Contestant également, nous l’avons effleuré, la crédibilité des enquêtes des Inspections Générales de la Gendarmerie Nationale et Police Nationale (IGGN et IGPN) initiées en juillet par le Procureur de République, et dénonçant des « manquements dans le respect de la procédure », Eddy Arneton et la défense ont récemment saisi l’Inspection Générale de la Justice (IGJ) – notamment à l’encontre du Procureur et du Parquet – concernant par exemple le renvoi et donc maintien de Kéziah Nuissier en ‘garde à vue’, peu après la blessure du jeune homme à la tête (« alors que, le 16 juillet, il n’y avait aucun certificat médical prouvant la compatibilité avec une mesure de rétention », indiqua Me Arneton dans cette interview à France-Antilles). Une autre plainte a d’ailleurs été déposée par la défense contre le CHUM (Centre Hospitalier Universitaire de Martinique) devant le Conseil de l’Ordre des Médecins.
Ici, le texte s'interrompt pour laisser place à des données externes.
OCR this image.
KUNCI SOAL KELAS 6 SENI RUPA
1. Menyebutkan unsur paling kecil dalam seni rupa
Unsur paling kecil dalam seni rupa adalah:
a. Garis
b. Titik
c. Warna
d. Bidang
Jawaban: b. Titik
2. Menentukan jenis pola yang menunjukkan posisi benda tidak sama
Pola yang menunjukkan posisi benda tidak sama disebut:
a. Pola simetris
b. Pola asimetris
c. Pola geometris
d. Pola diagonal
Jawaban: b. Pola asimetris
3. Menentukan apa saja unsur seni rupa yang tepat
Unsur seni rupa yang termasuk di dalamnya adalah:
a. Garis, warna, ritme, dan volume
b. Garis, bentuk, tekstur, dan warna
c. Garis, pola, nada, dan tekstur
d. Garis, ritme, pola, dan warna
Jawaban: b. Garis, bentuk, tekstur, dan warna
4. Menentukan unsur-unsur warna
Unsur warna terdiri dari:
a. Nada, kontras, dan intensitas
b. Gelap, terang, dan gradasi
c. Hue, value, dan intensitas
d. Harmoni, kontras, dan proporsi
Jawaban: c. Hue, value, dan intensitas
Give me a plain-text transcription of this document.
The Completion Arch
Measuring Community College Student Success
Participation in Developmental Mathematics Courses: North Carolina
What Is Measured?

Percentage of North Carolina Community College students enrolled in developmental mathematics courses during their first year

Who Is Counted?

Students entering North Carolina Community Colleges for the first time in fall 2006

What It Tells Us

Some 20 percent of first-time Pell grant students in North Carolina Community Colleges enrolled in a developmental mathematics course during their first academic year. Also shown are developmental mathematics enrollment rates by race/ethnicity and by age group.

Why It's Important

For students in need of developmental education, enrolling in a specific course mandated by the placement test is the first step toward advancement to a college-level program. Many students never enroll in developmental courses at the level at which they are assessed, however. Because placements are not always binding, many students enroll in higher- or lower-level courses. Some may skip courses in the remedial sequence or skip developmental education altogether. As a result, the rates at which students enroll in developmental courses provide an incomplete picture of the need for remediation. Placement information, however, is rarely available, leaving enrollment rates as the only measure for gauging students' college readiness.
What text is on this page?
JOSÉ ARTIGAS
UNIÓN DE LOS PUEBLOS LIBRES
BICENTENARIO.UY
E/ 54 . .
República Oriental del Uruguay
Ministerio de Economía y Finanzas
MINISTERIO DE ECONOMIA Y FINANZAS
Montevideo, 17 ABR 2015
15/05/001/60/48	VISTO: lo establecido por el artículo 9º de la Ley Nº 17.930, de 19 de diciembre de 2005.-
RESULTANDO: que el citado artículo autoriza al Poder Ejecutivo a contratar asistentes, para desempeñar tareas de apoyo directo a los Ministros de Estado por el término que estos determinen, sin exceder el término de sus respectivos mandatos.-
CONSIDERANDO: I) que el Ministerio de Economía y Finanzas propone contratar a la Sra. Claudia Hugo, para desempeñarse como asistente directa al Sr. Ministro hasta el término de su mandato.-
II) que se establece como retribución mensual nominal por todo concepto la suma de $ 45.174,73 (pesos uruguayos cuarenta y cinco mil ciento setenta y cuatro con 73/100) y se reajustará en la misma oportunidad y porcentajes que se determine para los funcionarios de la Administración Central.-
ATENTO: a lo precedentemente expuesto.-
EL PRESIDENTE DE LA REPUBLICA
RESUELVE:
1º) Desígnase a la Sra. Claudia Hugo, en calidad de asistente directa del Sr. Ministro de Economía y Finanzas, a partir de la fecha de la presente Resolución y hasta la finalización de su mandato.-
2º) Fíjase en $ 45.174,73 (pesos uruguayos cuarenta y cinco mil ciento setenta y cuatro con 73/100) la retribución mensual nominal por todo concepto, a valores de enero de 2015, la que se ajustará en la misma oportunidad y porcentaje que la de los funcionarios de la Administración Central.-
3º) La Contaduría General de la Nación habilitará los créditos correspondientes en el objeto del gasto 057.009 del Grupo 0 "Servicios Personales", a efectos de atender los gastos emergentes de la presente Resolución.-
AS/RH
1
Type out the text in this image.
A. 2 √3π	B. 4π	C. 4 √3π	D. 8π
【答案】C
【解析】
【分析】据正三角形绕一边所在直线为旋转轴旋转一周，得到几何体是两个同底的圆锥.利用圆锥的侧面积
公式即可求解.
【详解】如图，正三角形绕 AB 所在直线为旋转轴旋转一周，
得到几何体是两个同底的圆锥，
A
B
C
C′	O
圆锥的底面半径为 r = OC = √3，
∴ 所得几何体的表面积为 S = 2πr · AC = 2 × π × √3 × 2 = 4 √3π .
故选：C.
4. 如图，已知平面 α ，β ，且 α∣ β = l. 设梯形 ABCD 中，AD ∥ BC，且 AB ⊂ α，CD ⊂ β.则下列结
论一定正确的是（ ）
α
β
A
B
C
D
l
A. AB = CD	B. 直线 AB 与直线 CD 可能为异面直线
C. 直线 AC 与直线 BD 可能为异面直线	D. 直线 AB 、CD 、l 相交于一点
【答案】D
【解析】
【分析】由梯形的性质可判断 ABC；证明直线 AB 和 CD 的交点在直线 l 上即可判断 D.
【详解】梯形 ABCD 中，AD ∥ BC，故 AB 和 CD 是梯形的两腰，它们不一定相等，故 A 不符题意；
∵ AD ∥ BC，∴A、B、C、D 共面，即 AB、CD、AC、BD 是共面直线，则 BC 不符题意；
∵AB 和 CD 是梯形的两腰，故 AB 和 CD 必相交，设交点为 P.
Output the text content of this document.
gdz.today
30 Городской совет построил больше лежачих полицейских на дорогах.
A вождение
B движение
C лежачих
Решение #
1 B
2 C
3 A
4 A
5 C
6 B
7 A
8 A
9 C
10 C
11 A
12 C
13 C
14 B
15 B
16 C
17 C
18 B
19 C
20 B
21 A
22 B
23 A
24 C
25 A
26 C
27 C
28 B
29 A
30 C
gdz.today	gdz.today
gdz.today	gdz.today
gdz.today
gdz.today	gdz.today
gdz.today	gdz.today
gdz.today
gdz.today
Requête majeure de la défense : la désignation d’un ‘juge d’instruction’ dans ce dossier. « Si un juge est saisi, toute l’accusation sera démontée au fur et à mesure », affirme Eddy Arneton, « (…) si un juge est saisi, des questions précises seront posées. » Des interrogations portant sur une présence jugée « disproportionnée » des gendarmes le 16 juillet dernier, et parmi lesquelles cet autre questionnement : « pourquoi sont-ils repartis aussi vite qu’ils étaient venus en Martinique ? ». Et la ‘robe noire’ de conclure : « On a voulu faire un exemple pour forcer les militants à se taire », dénonçant en outre une volonté de « casser du militant ». Dans des vidéos produites par les avocats de la défense lors d’une récente conférence de presse, on peut ainsi entendre des militaires avoir, le 16 juillet dernier, des échanges particulièrement crus et sans équivoque concernant des manifestants. A suivre.

                                                                                                     Mike Irasque

*Interview dans leur édition du 04 novembre 2020.

*Le magistrat a diffusé et ‘’produit’’ des vidéos des « événements » de juillet dernier, à l’attention de médias.